Already supporters of the new curriculum have sought to impugn their critics by accusing them of peddling a politicised version of history. It’s a slur that one suspects Whig writers of the 19th century would have been quite perplexed by, since, as the quote beginning this article makes clear, they took obvious pride in Britain’s political system and boldly set out to justify it by recourse to the past. The current proponents of Whig history prefer a less brazen approach, pretending to view the past from atop an elevated plinth whence they can deride their opponents for scrabbling in the political dirt. Simon Jenkins, writing in the Guardian, took a different but equally cynical view, likening the debate over how history should be taught to a Civil War battle raging between Cavaliers (Labour) and Roundheads (Conservatives). Whilst they were in power, Labour sought to impose its left-wing view of history on schools; now it is only fair that Gove and his ‘new model army’ should be given their chance.
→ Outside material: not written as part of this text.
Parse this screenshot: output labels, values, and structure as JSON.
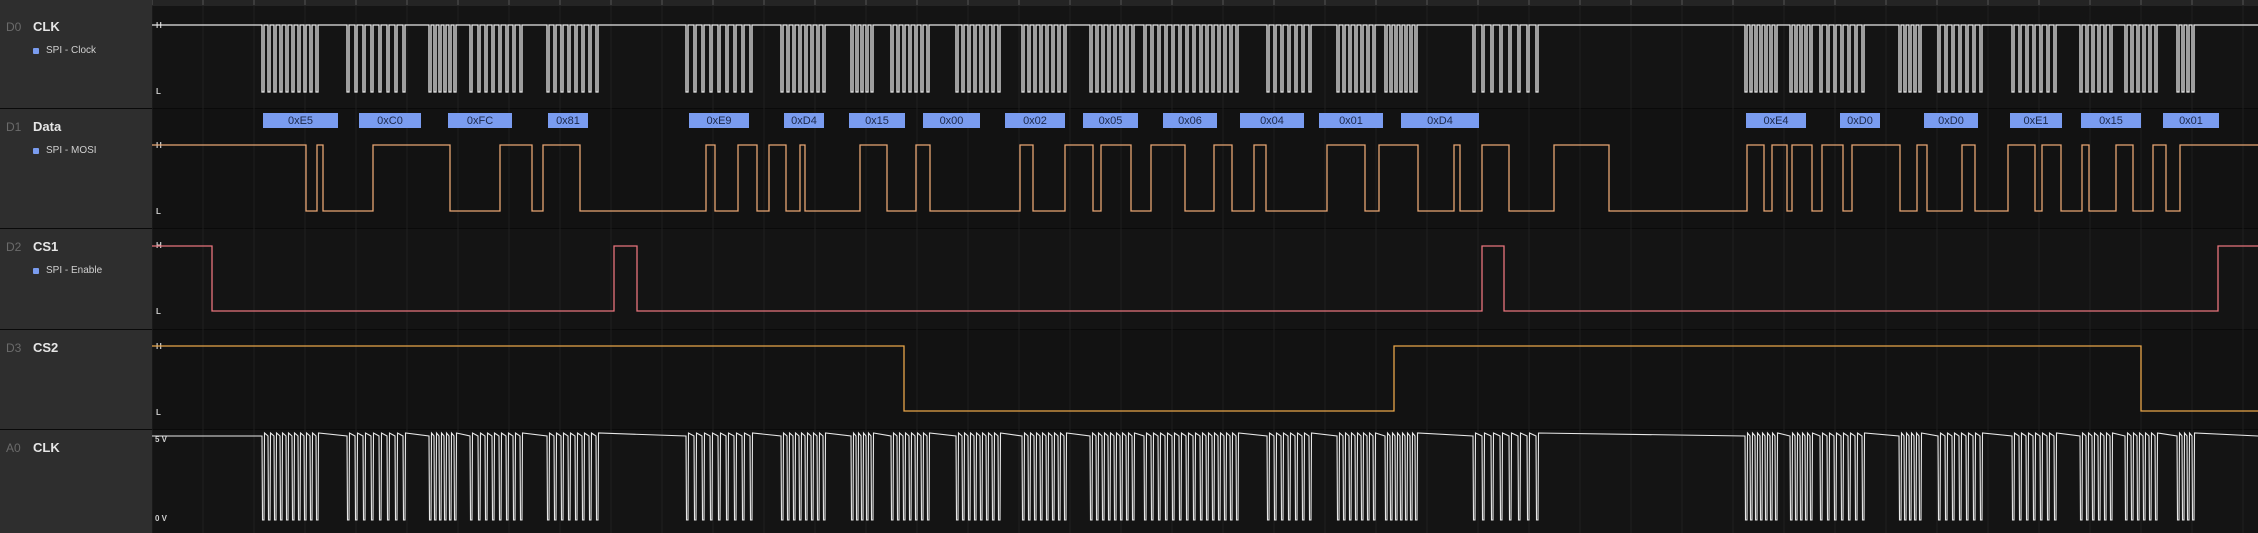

As the great historian Howard Zinn argued, it is impossible to be neutral on a moving train. Most historical study is ultimately invested with a purpose, and it is the historians who declaim loudest against politicised history who are usually its most ardent practitioners. We must eventually choose either to take up the cause of the oppressed or the oppressor. We can opt either to derive from history lessons of use in our continuing efforts to elaborate the contours of a future, more equitable society, or we can adopt the perspective of those contented with our current lot by hallowing the actions of the powerful. The new curriculum makes it clear what side of history Gove and his advisors are on.